Falar da tradição do povo preto é falar do princípio dos saberes fundamentais da humanidade, já que tudo começou lá atrás, há dez mil anos no Egito, na Etiópia. Com base nesses conhecimentos da vida em diferentes territórios, o povo preto chegou à compreensão do que sejam as energias da natureza e o comportamento humano. O que temos em nossas comunidades terreiros de candomblé e de umbanda trazem para nós essa memória ancestral, esse conhecimento que veio, vamos dizer assim, nos tumbeiros – nos navios negreiros, que tem que ser entendido não apenas por uma chegada aqui, mas pelo conhecimento que vem de lá, das culturas africanas.
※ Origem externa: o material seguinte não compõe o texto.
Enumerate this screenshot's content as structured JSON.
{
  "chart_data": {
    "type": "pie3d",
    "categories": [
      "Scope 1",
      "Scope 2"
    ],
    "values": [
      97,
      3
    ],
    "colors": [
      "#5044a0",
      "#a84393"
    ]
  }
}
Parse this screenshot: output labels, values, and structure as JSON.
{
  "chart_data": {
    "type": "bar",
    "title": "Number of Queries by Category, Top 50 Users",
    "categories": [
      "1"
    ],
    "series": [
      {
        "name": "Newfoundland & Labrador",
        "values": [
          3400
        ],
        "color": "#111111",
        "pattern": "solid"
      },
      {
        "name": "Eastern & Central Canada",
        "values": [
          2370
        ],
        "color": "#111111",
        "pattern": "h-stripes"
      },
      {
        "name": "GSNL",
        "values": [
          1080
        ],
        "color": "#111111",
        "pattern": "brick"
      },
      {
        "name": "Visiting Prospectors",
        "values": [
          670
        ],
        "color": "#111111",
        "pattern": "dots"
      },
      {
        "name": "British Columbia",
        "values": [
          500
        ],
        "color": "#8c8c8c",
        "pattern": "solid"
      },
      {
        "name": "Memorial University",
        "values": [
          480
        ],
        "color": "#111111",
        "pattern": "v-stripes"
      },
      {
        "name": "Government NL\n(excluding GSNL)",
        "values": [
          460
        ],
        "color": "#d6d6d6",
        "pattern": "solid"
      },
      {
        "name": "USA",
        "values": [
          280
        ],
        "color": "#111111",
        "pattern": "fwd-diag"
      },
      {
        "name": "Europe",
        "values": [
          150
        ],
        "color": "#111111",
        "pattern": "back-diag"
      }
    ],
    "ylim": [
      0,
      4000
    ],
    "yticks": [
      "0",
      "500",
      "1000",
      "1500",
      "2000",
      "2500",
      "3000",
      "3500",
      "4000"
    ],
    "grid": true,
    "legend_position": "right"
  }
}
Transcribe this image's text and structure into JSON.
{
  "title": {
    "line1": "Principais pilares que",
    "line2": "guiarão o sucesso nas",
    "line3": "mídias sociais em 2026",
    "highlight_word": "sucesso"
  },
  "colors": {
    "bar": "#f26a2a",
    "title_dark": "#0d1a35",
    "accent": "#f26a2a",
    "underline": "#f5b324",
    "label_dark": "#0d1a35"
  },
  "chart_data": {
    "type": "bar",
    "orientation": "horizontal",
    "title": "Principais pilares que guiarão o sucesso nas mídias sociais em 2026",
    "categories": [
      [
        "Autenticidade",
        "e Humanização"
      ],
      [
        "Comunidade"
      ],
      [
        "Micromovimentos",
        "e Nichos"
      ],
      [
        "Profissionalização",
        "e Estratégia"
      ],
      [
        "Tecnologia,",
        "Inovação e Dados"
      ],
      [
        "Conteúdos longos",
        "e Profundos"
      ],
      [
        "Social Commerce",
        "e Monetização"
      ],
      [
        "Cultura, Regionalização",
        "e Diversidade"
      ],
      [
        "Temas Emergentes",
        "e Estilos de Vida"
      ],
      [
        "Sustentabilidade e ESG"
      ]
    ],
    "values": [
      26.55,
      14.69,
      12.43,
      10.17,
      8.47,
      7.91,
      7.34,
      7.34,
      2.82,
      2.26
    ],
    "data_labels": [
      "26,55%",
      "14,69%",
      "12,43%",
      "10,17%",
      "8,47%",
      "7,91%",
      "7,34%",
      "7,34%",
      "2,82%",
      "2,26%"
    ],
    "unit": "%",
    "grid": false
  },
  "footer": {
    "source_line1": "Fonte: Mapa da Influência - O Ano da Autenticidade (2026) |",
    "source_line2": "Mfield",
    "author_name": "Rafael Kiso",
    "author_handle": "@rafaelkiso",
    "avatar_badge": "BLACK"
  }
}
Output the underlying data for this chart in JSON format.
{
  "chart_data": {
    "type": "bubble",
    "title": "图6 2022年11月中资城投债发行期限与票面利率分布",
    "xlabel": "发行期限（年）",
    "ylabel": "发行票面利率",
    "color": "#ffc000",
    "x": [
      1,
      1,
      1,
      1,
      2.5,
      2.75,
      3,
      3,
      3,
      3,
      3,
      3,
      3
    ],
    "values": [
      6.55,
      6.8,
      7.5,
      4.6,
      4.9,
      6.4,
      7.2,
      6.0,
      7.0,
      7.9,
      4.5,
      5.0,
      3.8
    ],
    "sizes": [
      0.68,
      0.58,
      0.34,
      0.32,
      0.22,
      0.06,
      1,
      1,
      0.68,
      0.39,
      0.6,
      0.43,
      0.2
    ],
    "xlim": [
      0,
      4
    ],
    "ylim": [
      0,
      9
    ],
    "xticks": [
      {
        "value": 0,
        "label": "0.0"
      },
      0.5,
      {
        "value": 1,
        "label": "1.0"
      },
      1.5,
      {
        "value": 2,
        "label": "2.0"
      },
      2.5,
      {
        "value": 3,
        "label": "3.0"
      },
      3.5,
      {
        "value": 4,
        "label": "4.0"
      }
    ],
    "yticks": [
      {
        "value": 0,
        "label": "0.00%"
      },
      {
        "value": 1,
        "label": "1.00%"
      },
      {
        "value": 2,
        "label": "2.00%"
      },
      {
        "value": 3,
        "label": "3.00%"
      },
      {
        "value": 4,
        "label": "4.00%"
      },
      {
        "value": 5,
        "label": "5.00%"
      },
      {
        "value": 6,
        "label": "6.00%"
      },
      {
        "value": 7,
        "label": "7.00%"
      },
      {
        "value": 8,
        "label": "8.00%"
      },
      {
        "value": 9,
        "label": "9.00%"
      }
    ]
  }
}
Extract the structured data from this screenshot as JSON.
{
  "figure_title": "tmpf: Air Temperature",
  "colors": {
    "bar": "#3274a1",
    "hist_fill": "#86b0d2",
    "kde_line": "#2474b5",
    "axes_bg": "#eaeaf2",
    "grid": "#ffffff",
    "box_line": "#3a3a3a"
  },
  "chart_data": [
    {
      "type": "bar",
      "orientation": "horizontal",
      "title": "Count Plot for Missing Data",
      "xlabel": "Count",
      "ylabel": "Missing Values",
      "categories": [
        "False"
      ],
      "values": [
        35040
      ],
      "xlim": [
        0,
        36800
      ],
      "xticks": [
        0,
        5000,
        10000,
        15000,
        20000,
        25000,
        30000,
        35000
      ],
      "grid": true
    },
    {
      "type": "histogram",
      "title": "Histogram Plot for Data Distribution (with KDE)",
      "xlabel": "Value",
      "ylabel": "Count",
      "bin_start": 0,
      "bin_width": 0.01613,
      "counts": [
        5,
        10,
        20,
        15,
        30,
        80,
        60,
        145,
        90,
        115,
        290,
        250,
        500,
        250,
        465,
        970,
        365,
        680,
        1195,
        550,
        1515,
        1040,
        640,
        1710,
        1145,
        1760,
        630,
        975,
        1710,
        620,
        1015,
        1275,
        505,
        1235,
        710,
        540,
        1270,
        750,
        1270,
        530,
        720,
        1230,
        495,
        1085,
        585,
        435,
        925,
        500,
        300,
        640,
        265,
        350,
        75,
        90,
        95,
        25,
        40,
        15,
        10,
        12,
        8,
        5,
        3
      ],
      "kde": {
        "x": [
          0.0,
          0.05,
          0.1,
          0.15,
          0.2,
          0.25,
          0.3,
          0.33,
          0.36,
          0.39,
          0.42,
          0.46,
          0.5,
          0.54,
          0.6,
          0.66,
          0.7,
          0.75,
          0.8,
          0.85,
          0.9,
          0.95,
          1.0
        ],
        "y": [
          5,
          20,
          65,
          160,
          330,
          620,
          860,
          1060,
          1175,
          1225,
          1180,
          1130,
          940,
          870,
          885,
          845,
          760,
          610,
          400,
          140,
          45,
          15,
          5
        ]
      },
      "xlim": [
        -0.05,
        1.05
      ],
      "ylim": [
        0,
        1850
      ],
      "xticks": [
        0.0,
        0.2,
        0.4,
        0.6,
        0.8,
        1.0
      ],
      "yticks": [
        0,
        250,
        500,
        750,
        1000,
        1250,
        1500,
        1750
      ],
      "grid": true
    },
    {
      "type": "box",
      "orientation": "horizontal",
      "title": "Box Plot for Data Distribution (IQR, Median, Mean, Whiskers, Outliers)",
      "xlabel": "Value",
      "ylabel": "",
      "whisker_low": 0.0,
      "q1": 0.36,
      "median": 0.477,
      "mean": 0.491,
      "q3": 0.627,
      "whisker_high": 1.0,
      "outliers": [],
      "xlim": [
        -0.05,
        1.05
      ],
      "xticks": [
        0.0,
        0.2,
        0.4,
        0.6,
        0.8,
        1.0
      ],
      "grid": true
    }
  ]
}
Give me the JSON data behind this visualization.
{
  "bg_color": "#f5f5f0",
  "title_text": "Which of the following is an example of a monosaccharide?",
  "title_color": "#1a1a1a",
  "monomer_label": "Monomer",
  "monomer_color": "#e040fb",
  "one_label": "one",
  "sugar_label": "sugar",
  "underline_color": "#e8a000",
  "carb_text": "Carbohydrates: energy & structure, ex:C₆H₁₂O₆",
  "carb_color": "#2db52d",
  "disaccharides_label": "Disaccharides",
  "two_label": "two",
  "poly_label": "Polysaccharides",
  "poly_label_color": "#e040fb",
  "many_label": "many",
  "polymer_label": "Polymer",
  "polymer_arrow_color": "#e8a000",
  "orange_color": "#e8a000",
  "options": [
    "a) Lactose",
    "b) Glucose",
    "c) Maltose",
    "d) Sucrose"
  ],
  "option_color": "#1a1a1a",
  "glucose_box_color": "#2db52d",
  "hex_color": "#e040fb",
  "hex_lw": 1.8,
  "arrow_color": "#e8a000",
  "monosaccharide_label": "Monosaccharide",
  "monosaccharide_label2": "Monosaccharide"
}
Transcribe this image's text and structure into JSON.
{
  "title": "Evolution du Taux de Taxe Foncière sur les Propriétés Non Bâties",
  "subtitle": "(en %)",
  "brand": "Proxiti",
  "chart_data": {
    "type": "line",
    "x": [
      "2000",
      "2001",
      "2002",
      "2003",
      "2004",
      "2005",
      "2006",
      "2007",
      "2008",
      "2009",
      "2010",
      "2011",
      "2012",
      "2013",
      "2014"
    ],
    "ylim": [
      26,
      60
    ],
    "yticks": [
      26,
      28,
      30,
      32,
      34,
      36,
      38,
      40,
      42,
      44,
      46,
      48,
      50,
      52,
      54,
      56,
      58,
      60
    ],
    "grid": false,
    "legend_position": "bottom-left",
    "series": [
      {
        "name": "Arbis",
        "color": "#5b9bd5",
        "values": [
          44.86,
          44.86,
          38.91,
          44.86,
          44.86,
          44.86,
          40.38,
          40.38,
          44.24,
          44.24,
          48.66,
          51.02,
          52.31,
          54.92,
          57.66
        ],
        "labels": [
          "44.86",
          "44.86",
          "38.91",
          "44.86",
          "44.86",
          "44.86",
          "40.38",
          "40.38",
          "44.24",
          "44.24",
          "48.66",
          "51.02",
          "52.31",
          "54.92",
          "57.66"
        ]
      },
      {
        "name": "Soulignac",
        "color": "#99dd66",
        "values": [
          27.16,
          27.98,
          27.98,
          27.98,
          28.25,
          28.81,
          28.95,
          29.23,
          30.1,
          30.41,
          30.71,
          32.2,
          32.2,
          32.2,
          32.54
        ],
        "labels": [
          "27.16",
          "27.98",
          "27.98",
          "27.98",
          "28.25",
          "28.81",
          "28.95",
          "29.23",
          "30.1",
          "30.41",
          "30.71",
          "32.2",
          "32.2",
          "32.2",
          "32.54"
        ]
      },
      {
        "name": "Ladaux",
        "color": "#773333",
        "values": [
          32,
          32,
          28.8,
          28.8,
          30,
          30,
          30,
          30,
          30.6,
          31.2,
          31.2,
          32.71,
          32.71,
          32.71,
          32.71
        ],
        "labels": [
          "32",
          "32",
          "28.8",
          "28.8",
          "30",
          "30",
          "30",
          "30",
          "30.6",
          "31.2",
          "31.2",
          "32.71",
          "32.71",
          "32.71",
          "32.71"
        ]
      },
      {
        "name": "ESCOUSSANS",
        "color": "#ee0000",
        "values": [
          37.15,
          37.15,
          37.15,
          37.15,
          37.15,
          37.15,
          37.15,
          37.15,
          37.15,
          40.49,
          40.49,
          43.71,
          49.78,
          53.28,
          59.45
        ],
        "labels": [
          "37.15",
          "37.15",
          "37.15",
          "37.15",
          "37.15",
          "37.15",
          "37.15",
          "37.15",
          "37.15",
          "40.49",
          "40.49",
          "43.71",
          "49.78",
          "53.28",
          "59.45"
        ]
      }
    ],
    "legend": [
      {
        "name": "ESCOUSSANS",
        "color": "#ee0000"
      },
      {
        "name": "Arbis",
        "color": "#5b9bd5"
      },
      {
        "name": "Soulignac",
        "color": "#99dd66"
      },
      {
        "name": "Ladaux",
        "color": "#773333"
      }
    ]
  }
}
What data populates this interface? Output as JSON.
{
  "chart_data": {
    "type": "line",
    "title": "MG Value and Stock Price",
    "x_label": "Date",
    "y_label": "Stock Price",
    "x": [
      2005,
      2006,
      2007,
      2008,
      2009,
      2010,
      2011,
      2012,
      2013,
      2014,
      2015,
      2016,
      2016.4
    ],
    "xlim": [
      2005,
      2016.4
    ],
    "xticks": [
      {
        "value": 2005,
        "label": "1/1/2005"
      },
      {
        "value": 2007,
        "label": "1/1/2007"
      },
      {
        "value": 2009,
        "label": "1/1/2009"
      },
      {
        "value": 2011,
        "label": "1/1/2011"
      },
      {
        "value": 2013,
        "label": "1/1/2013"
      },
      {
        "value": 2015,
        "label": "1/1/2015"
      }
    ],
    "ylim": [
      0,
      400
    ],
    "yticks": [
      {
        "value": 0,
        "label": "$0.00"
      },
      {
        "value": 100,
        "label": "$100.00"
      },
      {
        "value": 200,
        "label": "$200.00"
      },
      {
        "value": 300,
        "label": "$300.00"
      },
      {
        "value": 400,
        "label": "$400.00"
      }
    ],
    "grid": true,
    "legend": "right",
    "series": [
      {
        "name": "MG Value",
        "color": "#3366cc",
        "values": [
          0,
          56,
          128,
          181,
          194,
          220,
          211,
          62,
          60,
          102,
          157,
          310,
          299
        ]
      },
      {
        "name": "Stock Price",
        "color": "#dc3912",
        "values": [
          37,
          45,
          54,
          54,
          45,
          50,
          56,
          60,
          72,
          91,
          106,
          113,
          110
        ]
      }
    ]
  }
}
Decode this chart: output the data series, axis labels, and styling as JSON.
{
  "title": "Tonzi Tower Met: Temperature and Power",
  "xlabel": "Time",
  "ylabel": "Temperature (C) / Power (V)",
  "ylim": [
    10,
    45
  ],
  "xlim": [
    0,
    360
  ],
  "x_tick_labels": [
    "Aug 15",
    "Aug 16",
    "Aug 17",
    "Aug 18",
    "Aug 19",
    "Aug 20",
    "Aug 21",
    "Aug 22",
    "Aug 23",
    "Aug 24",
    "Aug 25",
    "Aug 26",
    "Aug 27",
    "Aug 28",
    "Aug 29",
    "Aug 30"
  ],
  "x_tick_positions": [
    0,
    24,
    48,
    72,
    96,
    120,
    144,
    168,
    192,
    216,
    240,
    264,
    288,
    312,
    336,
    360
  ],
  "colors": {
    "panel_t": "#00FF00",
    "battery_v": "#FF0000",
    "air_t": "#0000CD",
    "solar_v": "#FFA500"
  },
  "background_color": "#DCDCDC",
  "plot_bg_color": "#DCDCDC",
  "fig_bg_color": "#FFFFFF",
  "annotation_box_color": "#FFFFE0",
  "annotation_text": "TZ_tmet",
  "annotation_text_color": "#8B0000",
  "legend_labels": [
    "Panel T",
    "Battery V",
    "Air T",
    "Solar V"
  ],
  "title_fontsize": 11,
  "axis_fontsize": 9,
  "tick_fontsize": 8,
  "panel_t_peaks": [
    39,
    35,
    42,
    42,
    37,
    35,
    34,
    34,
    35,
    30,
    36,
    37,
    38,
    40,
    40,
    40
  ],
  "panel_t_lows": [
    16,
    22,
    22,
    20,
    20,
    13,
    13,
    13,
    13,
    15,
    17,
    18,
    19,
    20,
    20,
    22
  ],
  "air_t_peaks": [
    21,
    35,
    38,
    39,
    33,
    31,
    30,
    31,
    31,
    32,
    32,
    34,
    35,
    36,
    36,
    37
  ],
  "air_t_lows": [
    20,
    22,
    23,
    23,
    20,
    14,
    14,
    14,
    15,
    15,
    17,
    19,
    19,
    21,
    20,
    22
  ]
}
Temos, assim, um conhecimento muito grande em cada um de nós, oriundo do território de origem, de nossa ancestralidade africana.
Esta relação nos dá o entendimento de que, se eu estou numa região de savana, o tipo de animal, o tipo de clima e o tipo de alimentação, de vida que eu vou ter é um, mas se eu estou numa região de mar, eu vou ter outro tipo de clima, outro tipo de animal, outro tipo de alimentação, outro tipo de vegetação.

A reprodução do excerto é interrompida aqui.